From angry young man to The Delivery Man, Elvis Costello's come full circle of late, exploring his earliest musical roots and digging deep into the American songbook, connecting the dots between country and folk and his own revenge-and-guilt filled catalogue. His current US tour alongside Emmylou Harris has seen him indulge in a series of epic covers-heavy sets with her and long-time Dylan sideman Larry Campbell. The day before this, their headlining festival appearance, however, Harris is forced to cancel, so alt country's first couple, Gillian Welch and David Rawlings, are called on to fill in. The pair huddle with Costello in his trailer just before showtime to rehearse a clutch of songs they'll be performing together.
With the PA blaring the opening to Dave And Ansell Collins' classic "Double Barrel," Costello strides on stage, looking sharp in a chromium-coloured suit. Charging headlong into "Uncomplicated" from Blood & Chocolate, he and the Impostors, abetted by Campbell, mix hits and recent album cuts. Slotting several of his own country compositions alongside classics by Merle Haggard and Hank Williams, Costello proves just how well his tunes, once unfairly branded as mere genre exercises, stand up against the genuine article. Steve Nieve, in full mad professor mode, flits wildly between piano, organ and Theremin. Meanwhile, a grinning Campbell, alternating on pedal steel, lap slide, fiddle and mandolin, carves soulful filigrees into newly-penned numbers like "The Crooked Line" (Costello conceding, "It's the first song I've written about being faithful and actually meant," as his wife Diana Krall watches from the wings).

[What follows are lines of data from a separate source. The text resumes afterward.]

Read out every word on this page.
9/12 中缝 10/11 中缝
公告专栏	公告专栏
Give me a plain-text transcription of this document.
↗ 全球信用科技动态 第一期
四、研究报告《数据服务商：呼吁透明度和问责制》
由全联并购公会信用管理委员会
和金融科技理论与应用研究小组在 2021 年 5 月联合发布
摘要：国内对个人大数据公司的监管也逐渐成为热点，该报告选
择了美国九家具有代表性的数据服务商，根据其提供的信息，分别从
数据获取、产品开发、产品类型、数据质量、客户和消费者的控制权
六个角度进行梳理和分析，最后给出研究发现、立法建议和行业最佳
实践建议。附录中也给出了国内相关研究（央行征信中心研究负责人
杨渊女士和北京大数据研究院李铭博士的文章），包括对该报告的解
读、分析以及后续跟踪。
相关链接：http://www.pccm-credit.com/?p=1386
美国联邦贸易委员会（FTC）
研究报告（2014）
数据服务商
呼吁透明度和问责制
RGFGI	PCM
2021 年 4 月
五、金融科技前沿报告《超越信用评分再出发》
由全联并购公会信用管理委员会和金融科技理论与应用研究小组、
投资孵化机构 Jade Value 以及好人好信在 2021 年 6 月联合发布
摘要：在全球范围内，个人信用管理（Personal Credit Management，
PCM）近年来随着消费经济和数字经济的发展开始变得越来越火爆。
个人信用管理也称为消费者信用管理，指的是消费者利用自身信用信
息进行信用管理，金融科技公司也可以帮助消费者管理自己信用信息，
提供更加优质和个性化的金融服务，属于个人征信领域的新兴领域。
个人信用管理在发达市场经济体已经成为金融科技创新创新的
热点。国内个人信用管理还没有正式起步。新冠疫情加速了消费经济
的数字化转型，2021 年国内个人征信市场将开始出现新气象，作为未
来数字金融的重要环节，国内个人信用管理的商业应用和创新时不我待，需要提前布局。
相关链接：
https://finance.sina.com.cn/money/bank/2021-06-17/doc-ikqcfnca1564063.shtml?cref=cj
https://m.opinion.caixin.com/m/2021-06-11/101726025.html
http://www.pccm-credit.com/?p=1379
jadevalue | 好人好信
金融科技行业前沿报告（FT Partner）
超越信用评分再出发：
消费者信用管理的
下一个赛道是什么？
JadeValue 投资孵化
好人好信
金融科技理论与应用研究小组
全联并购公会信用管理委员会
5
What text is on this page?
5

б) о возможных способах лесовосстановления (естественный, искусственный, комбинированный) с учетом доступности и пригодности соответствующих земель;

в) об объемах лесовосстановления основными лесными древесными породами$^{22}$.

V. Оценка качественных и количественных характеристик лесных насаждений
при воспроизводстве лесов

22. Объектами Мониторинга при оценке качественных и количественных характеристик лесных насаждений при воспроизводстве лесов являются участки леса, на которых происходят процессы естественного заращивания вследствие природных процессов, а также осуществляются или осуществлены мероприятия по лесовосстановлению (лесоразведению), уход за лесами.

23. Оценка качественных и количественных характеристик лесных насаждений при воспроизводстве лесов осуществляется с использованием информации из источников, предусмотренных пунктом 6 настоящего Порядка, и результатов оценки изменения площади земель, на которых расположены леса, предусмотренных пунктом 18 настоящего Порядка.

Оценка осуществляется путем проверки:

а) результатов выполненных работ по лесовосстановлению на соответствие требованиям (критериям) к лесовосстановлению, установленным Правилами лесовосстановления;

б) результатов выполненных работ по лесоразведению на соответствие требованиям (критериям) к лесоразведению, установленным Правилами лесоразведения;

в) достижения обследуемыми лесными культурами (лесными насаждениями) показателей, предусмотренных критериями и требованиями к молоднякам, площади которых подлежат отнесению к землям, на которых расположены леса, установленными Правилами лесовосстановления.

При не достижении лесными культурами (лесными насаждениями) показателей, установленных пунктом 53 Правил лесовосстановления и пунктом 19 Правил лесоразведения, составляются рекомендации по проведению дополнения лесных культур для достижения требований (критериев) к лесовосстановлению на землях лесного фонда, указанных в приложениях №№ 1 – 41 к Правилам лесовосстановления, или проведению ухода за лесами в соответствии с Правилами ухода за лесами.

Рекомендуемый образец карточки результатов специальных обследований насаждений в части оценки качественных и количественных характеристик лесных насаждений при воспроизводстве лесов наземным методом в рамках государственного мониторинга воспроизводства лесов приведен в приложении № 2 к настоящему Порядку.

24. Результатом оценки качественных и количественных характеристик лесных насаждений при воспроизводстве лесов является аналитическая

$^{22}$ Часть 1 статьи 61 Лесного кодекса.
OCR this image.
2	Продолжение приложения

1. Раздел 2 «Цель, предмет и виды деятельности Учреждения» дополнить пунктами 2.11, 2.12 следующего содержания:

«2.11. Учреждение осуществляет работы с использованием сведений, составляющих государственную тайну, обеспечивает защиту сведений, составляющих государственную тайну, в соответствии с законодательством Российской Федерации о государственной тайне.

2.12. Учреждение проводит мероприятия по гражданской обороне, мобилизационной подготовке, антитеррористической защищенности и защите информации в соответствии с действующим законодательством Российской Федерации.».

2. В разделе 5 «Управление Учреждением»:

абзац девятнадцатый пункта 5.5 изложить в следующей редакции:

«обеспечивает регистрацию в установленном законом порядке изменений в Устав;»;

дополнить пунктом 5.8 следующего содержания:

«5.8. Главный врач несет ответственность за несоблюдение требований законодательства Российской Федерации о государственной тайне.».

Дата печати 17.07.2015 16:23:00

A mournful reading of the Louvin Brothers' "Must You Throw Dirt In My Face?" heralds the arrival of Rawlings and Welch — her airy alto perhaps the only thing that could compensate for the absence of Emmylou. The three of them gather round an old ribbon mike for a driving, whooping acoustic take on "Mystery Train." Bassist Davey Faragher soon joins in, adding a fourth voice to the rural hymn "Gathering Flowers For The Master's Bouquet," the hushed crowd letting the radiant harmonies wash over them.
Costello's been using his bleak Academy' Award-nominated Civil War narrative "The Scarlet Tide" as both a set closer and a subtle gesture of protest. Today, he removes any lingering doubt about his intentions, altering its lyrics into an explicit commentary on President Bush's costly folly in Iraq ("Admit you lied / And bring the boys back home") to a cascade of cheers.
Given that Dylan set the stage for Costello, literally and figuratively, by plugging in, the band fittingly encore with an exultant version of his "When I Paint My Masterpiece," all lunging choruses and sweeping glissandos. As the song fades and the sun dips into Narragansett Bay, there's little doubt that Costello's retained his crown as King of America.